Internationale Historiker diskutieren an der Akademie

Die Geschichte der Menschheit ist eine Geschichte der Migration. Das Thema gilt auch im 21. Jahrhundert als Schlüsselfrage für viele Gesellschaften. Wie lässt sich Migration in den Geschichtsunterricht einbinden? Inwiefern ist es in den Lehrplänen schon präsent? Über diese Fragen diskutierten wir auf unserer Tagung "Migration and History Education" in Kooperation mit der Internationalen Gesellschaft für Geschichtsdidaktik und 60 internationalen Wissenschaftlern.

Tutzing / Tagungsbericht / Online seit: 13.09.2019

Von: Natalie Weise / Foto: Natalie Weise

Programm: Internationale Akademie Migration and History Education

Internationale Gesellschaft für Geschichtsdidaktik

Migration and History Education

Flickr-Galerie © Akademie für Politische Bildung Tutzing. Bitte klicken Sie auf das Foto, falls die Galerie nicht lädt. Sie werden zu Flickr weitergeleitet.

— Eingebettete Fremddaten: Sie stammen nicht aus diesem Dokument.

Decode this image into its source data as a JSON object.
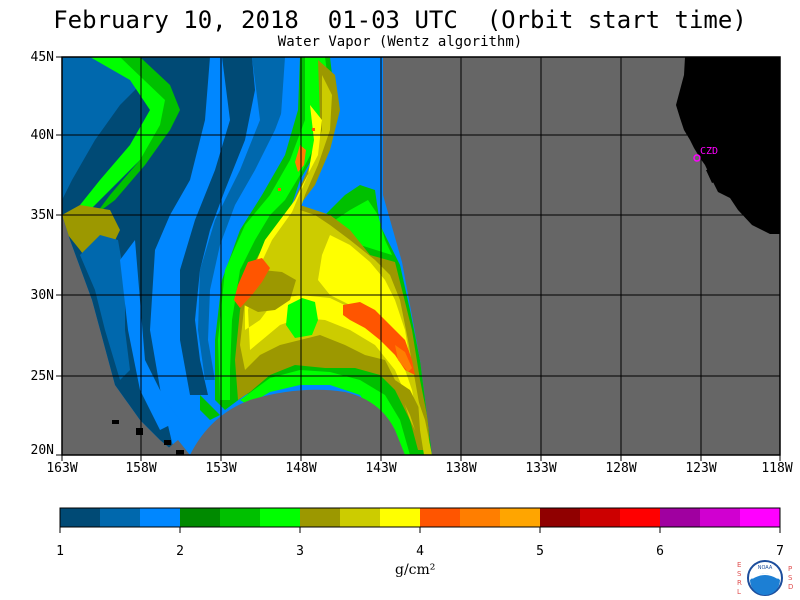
{
  "title": "February 10, 2018  01-03 UTC  (Orbit start time)",
  "subtitle": "Water Vapor (Wentz algorithm)",
  "latitude_labels": [
    "45N",
    "40N",
    "35N",
    "30N",
    "25N",
    "20N"
  ],
  "longitude_labels": [
    "163W",
    "158W",
    "153W",
    "148W",
    "143W",
    "138W",
    "133W",
    "128W",
    "123W",
    "118W"
  ],
  "station_label": "CZD",
  "colorbar": {
    "tick_labels": [
      "1",
      "2",
      "3",
      "4",
      "5",
      "6",
      "7"
    ],
    "units": "g/cm²",
    "colors": [
      "#004a75",
      "#0068ad",
      "#0087ff",
      "#008a00",
      "#00c000",
      "#00ff00",
      "#9c9800",
      "#cccc00",
      "#ffff00",
      "#ff5500",
      "#ff7e00",
      "#ffa500",
      "#900000",
      "#cc0000",
      "#ff0000",
      "#a000a0",
      "#d000d0",
      "#ff00ff"
    ]
  },
  "logo": {
    "left_letters": "ESRL",
    "right_letters": "PSD",
    "text": "NOAA"
  },
  "colors": {
    "no_data": "#666666",
    "land": "#000000",
    "grid": "#000000",
    "station": "#ff00ff"
  }
}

"Migration ist eines der wichtigsten Themen unserer Zeit. Das sieht man an der Flüchtlingskrise und dem damit verbundenen Aufkommen von rechten Parteien", sagt Urte Kocka von der Freien Universität Berlin. Sie empfiehlt Lehrerinnen und Lehrern, Migrationsgeschichte nicht nur als reine Informationsweitergabe zu verstehen, sondern auch als Orientierungshilfe für die heutige Lebenswelt der Schülerinnen und Schülern. Wichtig sei es, den familären Hintergrund und die peer groups der Kinder und Jugendlichen zu kennen, damit im Unterricht auf relevante Themen eingegangen werden kann. "Nationale Themen mit globalen Aspekten", betont Kocka, sollen im Fokus stehen.

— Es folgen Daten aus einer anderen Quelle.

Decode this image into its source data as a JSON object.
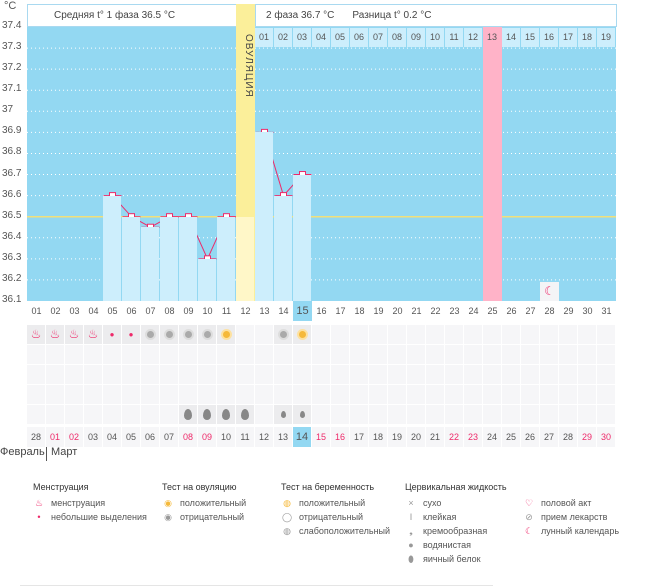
{
  "header": {
    "unit": "°C",
    "phase1": "Средняя t° 1 фаза 36.5 °C",
    "phase2": "2 фаза 36.7 °C",
    "diff": "Разница t° 0.2 °C",
    "ovulation": "ОВУЛЯЦИЯ"
  },
  "colors": {
    "plot_bg": "#93d8f2",
    "bar": "#cdeefc",
    "line": "#ee2a6a",
    "coverline": "#f2e07a",
    "ovulation": "#fbef9a",
    "pink_day": "#ffb3c8",
    "today": "#93d8f2",
    "weekend": "#ee2a6a"
  },
  "chart_data": {
    "type": "line",
    "ylabel": "°C",
    "ylim": [
      36.1,
      37.4
    ],
    "yticks": [
      "37.4",
      "37.3",
      "37.2",
      "37.1",
      "37",
      "36.9",
      "36.8",
      "36.7",
      "36.6",
      "36.5",
      "36.4",
      "36.3",
      "36.2",
      "36.1"
    ],
    "cycle_days": [
      "01",
      "02",
      "03",
      "04",
      "05",
      "06",
      "07",
      "08",
      "09",
      "10",
      "11",
      "12",
      "13",
      "14",
      "15",
      "16",
      "17",
      "18",
      "19",
      "20",
      "21",
      "22",
      "23",
      "24",
      "25",
      "26",
      "27",
      "28",
      "29",
      "30",
      "31"
    ],
    "temps": [
      null,
      null,
      null,
      null,
      36.6,
      36.5,
      36.45,
      36.5,
      36.5,
      36.3,
      36.5,
      36.5,
      36.9,
      36.6,
      36.7,
      null,
      null,
      null,
      null,
      null,
      null,
      null,
      null,
      null,
      null,
      null,
      null,
      null,
      null,
      null,
      null
    ],
    "coverline": 36.5,
    "ovulation_day": 12,
    "highlight_day": 25,
    "today_day": 15,
    "moon_day": 28,
    "phase2_days": [
      "01",
      "02",
      "03",
      "04",
      "05",
      "06",
      "07",
      "08",
      "09",
      "10",
      "11",
      "12",
      "13",
      "14",
      "15",
      "16",
      "17",
      "18",
      "19"
    ],
    "dates": [
      "28",
      "01",
      "02",
      "03",
      "04",
      "05",
      "06",
      "07",
      "08",
      "09",
      "10",
      "11",
      "12",
      "13",
      "14",
      "15",
      "16",
      "17",
      "18",
      "19",
      "20",
      "21",
      "22",
      "23",
      "24",
      "25",
      "26",
      "27",
      "28",
      "29",
      "30"
    ],
    "weekend_dates": [
      2,
      3,
      9,
      10,
      16,
      17,
      23,
      24,
      30,
      31
    ],
    "months": [
      "Февраль",
      "Март"
    ],
    "rows": {
      "menstruation": {
        "1": "big",
        "2": "big",
        "3": "big",
        "4": "big",
        "5": "small",
        "6": "small"
      },
      "ovulation_test": {
        "7": "neg",
        "8": "neg",
        "9": "neg",
        "10": "neg",
        "11": "pos",
        "14": "neg",
        "15": "pos"
      },
      "fluid": {
        "9": "egg",
        "10": "egg",
        "11": "egg",
        "12": "egg",
        "14": "water",
        "15": "water"
      }
    }
  },
  "legend": [
    {
      "title": "Менструация",
      "items": [
        {
          "icon": "menstruation-icon",
          "label": "менструация"
        },
        {
          "icon": "spotting-icon",
          "label": "небольшие выделения"
        }
      ]
    },
    {
      "title": "Тест на овуляцию",
      "items": [
        {
          "icon": "positive-icon",
          "label": "положительный"
        },
        {
          "icon": "negative-icon",
          "label": "отрицательный"
        }
      ]
    },
    {
      "title": "Тест на беременность",
      "items": [
        {
          "icon": "preg-positive-icon",
          "label": "положительный"
        },
        {
          "icon": "preg-negative-icon",
          "label": "отрицательный"
        },
        {
          "icon": "preg-weak-icon",
          "label": "слабоположительный"
        }
      ]
    },
    {
      "title": "Цервикальная жидкость",
      "items": [
        {
          "icon": "dry-icon",
          "label": "сухо"
        },
        {
          "icon": "sticky-icon",
          "label": "клейкая"
        },
        {
          "icon": "creamy-icon",
          "label": "кремообразная"
        },
        {
          "icon": "watery-icon",
          "label": "водянистая"
        },
        {
          "icon": "egg-white-icon",
          "label": "яичный белок"
        }
      ]
    },
    {
      "title": "",
      "items": [
        {
          "icon": "heart-icon",
          "label": "половой акт"
        },
        {
          "icon": "pill-icon",
          "label": "прием лекарств"
        },
        {
          "icon": "moon-icon",
          "label": "лунный календарь"
        }
      ]
    }
  ]
}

Migrationsnarrative in Israel

Mit Migration in Israel beschäftigt sich Roy Weintraub von der Tel Aviv University. Er analysierte Schulbücher und Stundenpläne, um herauszufinden, wie sich die Repräsentation von Juden mit nordafrikanischen oder asiatischem Hintergund seit den 1950er Jahren im israelischen Geschichtsunterricht entwickelt hat. Zwar habe sich ihre Darstellung verbessert, "jedoch bleibt noch immer eine starke eurozentrische Perspektive". "Die arabische Bevölkerung ist nach wie vor aus dem Narrativ exkludiert", meint Weintraub.

Ein Beispiel aus dem Schulleben

Ein Beispiel aus der Praxis präsentierte Jochen Gollhammer, Direktor der Erzbischöflichen Fachoberschule Franz von Assisi in Freilassing. Das gemeinsame Projekt einer elften Klasse "Migration nach Deutschland seit 1945" zeigt auf, dass Migration nach Deutschland bereits vor der Flüchtlingskrise stattfand. Die Schülerinnen und Schüler erstellten eine Ausstellung und ein Quiz über die verschiedenen Migrantengruppen in Deutschland von 1945 bis heute. Die Idee für das Projekt entstand aus dem Alltag der Schülerinnen und Schüler. "Das Übertreten von Grenzen ist für die Jungendlichen Normalität", berichtet Gollhammer, denn die Grenze nach Östereich ist nicht weit entfernt. Zudem habe Freilassing im Jahr 2015 Tausende Geflüchtete aufgenommen. Bilder von jungen Männern an der Salaachbrücke gingen um die Welt. Einige Schüler hätten vor Ort geholfen, sagt der Schuldirektor. Die Relevanz des Themas Migration für Teenager zeigt sich auch in einer Umfrage innerhalb der Jahrgangsstufe. 56 Prozent der Befragten gaben an, dass sie Migration als größte Herausforderung für die EU sehen. "Das heißt nicht, dass sie gegen Migration sind oder dafür, sondern dass sie es für wichtig halten", betont Gollhammer.